The account of the actual confrontation doesn't say anything about laying a trap, preying on the weak, or anything particularly sneaky. It seems like a simple enough clash between two peoples- the Israelites and the Amalekites, in whose territory the former had trespassed. But there's another inconsistency here- in the Deuteronomy and 1 Samuel passages, the implication is that the Amalekites had done some injustice and gotten away with it. However, the account of the actual battle in Exodus shows that not only were the Amalekites not successful in their attack, but Joshua "put their people to the sword." Genocide isn't made explicit here, but it certainly sounds like a crushing enough defeat to make Yahweh's concluding curse seem redundant. It's possible that this curse was inserted into the text in order to establish some continuity with the Deuteronomic understanding of the Amalekites as cowardly opportunists, deserving of genocide.

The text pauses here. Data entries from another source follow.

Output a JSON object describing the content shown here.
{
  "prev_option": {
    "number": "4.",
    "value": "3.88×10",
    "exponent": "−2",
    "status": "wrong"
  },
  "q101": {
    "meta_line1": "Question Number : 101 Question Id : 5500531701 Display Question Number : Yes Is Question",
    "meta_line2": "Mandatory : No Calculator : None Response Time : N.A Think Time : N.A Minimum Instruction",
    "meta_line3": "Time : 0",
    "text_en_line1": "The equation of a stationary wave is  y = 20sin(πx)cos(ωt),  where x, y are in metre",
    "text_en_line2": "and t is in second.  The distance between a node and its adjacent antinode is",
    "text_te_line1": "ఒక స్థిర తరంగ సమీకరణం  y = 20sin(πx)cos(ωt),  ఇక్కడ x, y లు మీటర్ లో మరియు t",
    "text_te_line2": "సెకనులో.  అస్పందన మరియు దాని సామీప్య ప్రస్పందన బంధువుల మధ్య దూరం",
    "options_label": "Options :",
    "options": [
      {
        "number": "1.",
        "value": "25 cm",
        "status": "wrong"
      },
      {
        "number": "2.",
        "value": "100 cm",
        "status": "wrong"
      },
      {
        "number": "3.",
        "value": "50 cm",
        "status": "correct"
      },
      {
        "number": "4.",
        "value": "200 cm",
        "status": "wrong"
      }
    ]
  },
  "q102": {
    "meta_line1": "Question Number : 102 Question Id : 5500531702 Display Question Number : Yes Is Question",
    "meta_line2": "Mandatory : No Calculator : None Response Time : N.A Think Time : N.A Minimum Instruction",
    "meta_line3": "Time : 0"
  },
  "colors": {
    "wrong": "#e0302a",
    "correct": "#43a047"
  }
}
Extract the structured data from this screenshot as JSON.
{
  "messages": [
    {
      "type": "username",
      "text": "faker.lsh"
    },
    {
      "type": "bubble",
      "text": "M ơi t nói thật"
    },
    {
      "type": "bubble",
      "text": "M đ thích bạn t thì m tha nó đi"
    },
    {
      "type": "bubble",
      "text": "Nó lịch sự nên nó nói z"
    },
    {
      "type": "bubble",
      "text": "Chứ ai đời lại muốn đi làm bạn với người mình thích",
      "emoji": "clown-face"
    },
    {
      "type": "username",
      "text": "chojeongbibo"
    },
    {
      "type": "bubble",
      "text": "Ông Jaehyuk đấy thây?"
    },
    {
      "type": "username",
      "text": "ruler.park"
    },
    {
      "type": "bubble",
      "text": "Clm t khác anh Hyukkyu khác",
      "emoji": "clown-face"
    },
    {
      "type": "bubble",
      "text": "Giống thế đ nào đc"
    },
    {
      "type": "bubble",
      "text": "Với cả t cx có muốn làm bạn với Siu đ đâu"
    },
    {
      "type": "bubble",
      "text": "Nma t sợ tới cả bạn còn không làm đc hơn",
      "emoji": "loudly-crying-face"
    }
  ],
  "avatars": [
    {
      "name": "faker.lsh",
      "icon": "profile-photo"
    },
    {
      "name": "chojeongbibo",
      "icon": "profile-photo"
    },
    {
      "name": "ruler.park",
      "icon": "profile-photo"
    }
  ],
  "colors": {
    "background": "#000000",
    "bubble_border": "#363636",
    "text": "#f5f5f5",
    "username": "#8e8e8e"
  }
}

The main problem with this approach should obvious - two wrongs do not make a right. No matter how incredibly evil a group of people might have been (and none are clearly shown to be so evil as is commonly claimed), taking a sword and hacking them to pieces doesn't seem to be a moral response to the situation. Certainly an omnipotent deity such as Yahweh could have devised some other way to avoid the problem of idolatrous neighbors without having to put the Israelites through such martial paces - after all, he seemed to have no problem whatsoever causing plagues to spread among the Israelites when they allowed foreign women into their midst - was he so powerless that he couldn't have started a few plagues among the nastiest nations before the Israelites even crossed the desert? Or perhaps he could have raised whole mountain ranges or split off Palestine with impassable waters as geographical barriers to protect the Israelites from outside influences - such a solution would have removed the need for any killing whatsoever.

Of course, this assumes that the slaughtered groups were as evil as Christians would have us believe, and this is just not supported by the scriptures. The Amalekites are described in Exodus as reacting just as would be expected if any large foreign group of people trespassed into their territory. The Midianites as a people are only targeted because their women were so attractive to the Israelite men, which unhappily smacks of the kind of accusation leveled at victims of rape. That the men interested in them sought to curry favor by worshipping their gods hardly seems like a prima facie immorality - after all, aren't Christians only too happy when their daughters bring their boyfriends along to church with them? It seems to me to be the natural result of cultural interaction - and thus paints the Israelites as xenophobic. The child sacrifice of the Canaanites is something that I'm happy to condemn as well, but it strikes me as being both hypocritical of the Israelites to engage in the same practice after supplanting the former, as well as an ineffective preventative strategy to use genocide.

In the next part, I'll examine the question of whether anything could be worse than genocide.

Post a Comment


At 6/12/2007 10:17 AM, Blogger James Redekop declaimed...

Something to keep in mind: Moses's wife, Zipporah, was a Midianite. In fact, her father, Jethro, was a Midianite priest.

At 6/12/2007 10:23 AM, Blogger Zachary Moore declaimed...

An excellent point- there may even be some clues in Exodus that Yahweh was originally a Midianite god- Midian is where Yahweh first appears to Moses in the form of the burning bush, and Jethro seems oddly accepting of Yahweh's existence and sovereignty in the area.

At 6/13/2007 11:00 PM, Blogger HellboundAlleee declaimed...

Another point I'd like to make: who can really believe that an entire race practices being sexier than most (i.e. "adultery" and being gay)? The 10 year olds? How about 8? 6? 3? What about the oldsters? Come on, Grandma fucks dogs? Is a lesbian, maybe. If they can't rationalize putting gays and divorcees to death, they can't rationalize this.